Erdoğan’s AKP government, once touted by President Obama as a shining example of Islam’s compatibility with democracy, has turned out to be as, if not more xenophobic than the autocracies currently governing the Arab and Islamic worlds. As for Erdoğan, he has proven himself to be nothing more than a petty, paranoid thug, full of hubris and delusions of grandeur.
Under Erdoğan, Turkey has become the world’s leading incarcerator of journalists followed by those democracy stalwarts of Iran and China. He has successfully usurped control from the once independent Turkish judiciary and has imposed creeping sharia on secular Turks. But it is Erdoğan’s rhetoric concerning Jews and Israel where his penchant for the bizarre truly comes to fore.

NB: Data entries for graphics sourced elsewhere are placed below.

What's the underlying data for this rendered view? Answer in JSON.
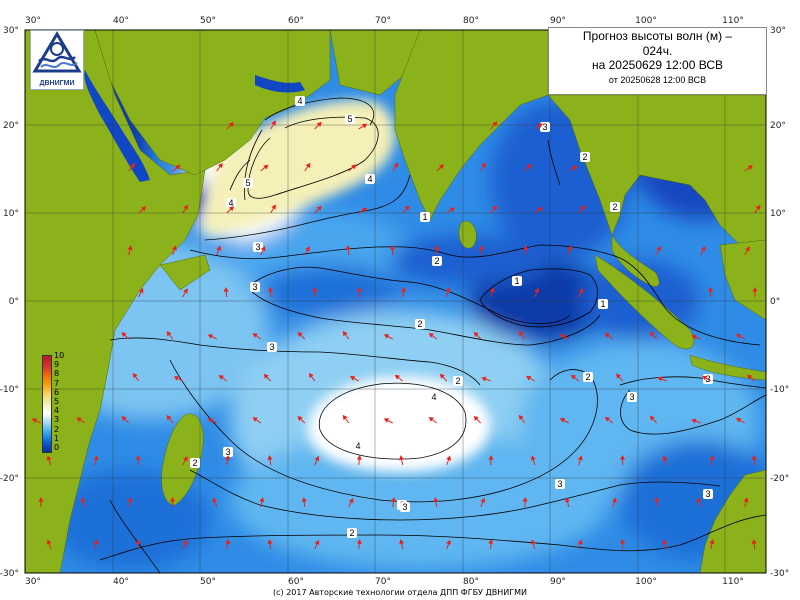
{
  "title": {
    "line1": "Прогноз высоты волн (м) –",
    "line2": "024ч.",
    "line3": "на 20250629 12:00 ВСВ",
    "line4": "от 20250628 12:00 ВСВ"
  },
  "logo": {
    "text": "ДВНИГМИ",
    "icon": "wave-emblem-icon"
  },
  "footer": "(c) 2017 Авторские технологии отдела ДПП ФГБУ ДВНИГМИ",
  "axes": {
    "lon_ticks": [
      "30°",
      "40°",
      "50°",
      "60°",
      "70°",
      "80°",
      "90°",
      "100°",
      "110°"
    ],
    "lat_ticks": [
      "30°",
      "20°",
      "10°",
      "0°",
      "-10°",
      "-20°",
      "-30°"
    ]
  },
  "legend": {
    "labels": [
      "10",
      "9",
      "8",
      "7",
      "6",
      "5",
      "4",
      "3",
      "2",
      "1",
      "0"
    ],
    "colors": [
      "#b71c1c",
      "#d32f2f",
      "#ef6c00",
      "#f4a300",
      "#f8d860",
      "#f5f0b8",
      "#ffffff",
      "#9fd7f2",
      "#33a6ee",
      "#0b5fd8",
      "#0a2f9c"
    ]
  },
  "colors": {
    "land": "#8cb21b",
    "deep_sea": "#1035b8",
    "mid_sea": "#2f8ce6",
    "light_sea": "#8ecff3",
    "high_wave": "#f5f0b8",
    "arrow": "#e8221b"
  },
  "contour_labels": [
    "5",
    "4",
    "4",
    "5",
    "3",
    "3",
    "3",
    "2",
    "2",
    "2",
    "1",
    "1",
    "2",
    "3",
    "3",
    "4",
    "4",
    "3",
    "3",
    "2",
    "3",
    "2",
    "2",
    "3",
    "2",
    "4",
    "1",
    "2",
    "3"
  ]
}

It began in December 2009 when Erdoğan made a spectacle of himself at the World Economic Forum in Davos after moderator David Ignatius noted that Erdoğan had gone over his allotted time to speak. Erdoğan then turned to Israel’s president Shimon Peres and bellowed, “When it comes to killing, you know well how to kill.” Then he stormed off the stage like a spoiled child. His theatrics played well in the Arab world but left most westerners scratching their heads.
In September 2011 Erdoğan outrageously claimed that Israel had killed “hundreds of thousands” of Palestinians in Gaza and in classic anti-Semitic fashion, boorishly stated that Israel used the Holocaust as a tool to gain world sympathy.

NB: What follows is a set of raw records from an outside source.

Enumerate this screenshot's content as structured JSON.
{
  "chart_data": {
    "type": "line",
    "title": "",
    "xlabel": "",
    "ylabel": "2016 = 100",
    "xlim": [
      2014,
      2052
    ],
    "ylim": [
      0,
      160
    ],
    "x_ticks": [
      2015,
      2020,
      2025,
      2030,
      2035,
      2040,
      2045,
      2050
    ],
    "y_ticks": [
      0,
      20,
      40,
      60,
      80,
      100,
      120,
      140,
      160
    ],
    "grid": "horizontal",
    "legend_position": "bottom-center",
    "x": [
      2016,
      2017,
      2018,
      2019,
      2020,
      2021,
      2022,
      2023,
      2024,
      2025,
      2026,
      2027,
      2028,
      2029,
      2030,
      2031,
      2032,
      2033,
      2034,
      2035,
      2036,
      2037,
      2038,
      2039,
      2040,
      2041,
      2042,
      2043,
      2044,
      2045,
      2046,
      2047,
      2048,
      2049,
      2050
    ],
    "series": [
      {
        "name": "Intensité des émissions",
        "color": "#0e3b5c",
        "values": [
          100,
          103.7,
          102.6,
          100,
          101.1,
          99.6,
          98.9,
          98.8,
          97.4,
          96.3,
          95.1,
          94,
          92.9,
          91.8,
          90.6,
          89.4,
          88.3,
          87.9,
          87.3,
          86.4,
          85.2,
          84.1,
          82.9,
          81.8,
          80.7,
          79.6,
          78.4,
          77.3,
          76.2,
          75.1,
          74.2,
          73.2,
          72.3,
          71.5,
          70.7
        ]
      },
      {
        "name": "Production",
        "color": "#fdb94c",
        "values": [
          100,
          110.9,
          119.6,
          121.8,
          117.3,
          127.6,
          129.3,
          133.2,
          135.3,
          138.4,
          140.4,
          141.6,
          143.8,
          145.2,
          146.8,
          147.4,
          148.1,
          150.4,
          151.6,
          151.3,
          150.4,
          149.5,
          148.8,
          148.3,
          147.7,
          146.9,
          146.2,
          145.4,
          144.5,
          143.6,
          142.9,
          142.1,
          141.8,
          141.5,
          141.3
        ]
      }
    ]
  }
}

In February 2013 Erdoğan compared Zionism to fascism and further declared Zionism to be a “crime against humanity.”
In June 2013 while facing mounting protests against his autocratic rule and brute thuggery, Erdoğan suggested that the “interest rate lobby,” (a convenient euphemistic catch-all phrase for the all-powerful Jewish banking cabal) was behind the unrest. If there were any lingering doubts about Erdoğan’s gist, his deputy prime minister, Besir Atalay, taking cue from his boss, put them to rest when he blamed the “Jewish diaspora” for the strife. It is shocking that the leader of the second largest army in NATO can – not unlike Germany under Hitler – lay blame for his own faults on the Jews and actually get away with it without so much as even a mild reprimand. The EU’s Catherine Ashton must have been too busy condemning Israel to pay any mind to Erdoğan’s anti-Semitic rant.

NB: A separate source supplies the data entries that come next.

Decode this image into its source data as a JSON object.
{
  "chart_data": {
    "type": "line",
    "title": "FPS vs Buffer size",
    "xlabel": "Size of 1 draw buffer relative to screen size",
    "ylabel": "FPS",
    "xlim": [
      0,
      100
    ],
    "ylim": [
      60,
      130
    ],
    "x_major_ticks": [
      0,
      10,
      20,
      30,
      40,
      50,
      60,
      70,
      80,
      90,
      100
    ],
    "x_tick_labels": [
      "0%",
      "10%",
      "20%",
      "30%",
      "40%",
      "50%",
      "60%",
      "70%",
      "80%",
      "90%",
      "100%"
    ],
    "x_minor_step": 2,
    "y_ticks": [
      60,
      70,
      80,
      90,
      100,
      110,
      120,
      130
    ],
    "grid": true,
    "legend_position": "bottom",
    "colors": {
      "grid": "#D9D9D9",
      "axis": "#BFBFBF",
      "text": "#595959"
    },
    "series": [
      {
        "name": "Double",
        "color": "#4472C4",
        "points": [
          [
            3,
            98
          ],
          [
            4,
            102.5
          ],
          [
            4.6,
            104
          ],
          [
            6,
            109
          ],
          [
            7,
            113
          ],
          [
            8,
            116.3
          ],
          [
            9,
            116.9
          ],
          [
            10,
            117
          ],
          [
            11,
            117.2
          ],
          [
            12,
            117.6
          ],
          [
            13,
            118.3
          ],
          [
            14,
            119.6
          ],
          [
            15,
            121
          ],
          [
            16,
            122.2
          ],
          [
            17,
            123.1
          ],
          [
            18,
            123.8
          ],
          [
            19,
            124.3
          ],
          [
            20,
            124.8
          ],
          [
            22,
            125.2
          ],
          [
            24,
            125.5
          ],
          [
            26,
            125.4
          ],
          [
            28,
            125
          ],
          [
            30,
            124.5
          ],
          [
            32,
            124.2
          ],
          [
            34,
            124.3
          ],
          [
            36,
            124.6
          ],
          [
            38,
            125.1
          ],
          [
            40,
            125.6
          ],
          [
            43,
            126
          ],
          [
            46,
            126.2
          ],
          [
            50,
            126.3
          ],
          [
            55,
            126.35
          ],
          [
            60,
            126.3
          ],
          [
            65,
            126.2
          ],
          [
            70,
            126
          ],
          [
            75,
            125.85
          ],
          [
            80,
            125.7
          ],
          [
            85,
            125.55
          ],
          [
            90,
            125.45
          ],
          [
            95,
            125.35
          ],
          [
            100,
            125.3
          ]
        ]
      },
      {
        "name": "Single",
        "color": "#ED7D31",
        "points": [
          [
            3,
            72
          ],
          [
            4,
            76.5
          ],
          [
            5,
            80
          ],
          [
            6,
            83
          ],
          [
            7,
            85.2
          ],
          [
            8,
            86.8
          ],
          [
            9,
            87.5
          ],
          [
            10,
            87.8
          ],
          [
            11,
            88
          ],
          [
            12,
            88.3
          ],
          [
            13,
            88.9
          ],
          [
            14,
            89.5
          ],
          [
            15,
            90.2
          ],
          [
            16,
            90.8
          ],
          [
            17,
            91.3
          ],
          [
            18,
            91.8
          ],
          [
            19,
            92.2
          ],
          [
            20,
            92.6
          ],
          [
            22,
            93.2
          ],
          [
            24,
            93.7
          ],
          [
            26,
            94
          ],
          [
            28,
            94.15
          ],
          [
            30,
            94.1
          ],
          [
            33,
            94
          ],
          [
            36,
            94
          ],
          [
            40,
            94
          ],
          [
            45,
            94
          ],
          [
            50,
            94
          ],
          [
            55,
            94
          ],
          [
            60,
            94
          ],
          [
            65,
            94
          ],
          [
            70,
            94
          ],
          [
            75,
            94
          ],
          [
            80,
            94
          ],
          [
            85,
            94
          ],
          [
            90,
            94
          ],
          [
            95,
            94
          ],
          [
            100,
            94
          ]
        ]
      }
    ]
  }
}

If anyone still had any doubts about Erdoğan’s sanity, he put them to rest with his zaniest conspiracy theory yet, that French-Jewish intellectual Bernard-Henri Levy and Israel orchestrated the military coup that deposed Egypt’s Muslim Brotherhood leader, Mohammed Morsi. That outrageous claim proved too much to bear even for the State Department which termed Erdogan’s histrionics as “offensive, unsubstantiated, and wrong.”
Turkey maintains NATO’s second largest army, borders three very problematic Mideast nations (Iran, Iraq and Syria), is in close proximity to Crimea and secures a substantial portion of NATO’s southern flank. But Turkey under Erdoğan has cozied up to Iran’s mullahs, has opted to purchase Chinese arms that are incompatible with NATO’s defense systems and has established itself as the premiere betrayer of intelligence agents.
Considering Turkey’s strategic importance, an unbalanced, erratic and unpredictable Erdoğan should be a source of concern for the free world. Should Erdoğan’s AKP maintain or expand its parliamentary hold on power in the next general elections, NATO should give serious consideration to reassessing Turkey’s role in the alliance.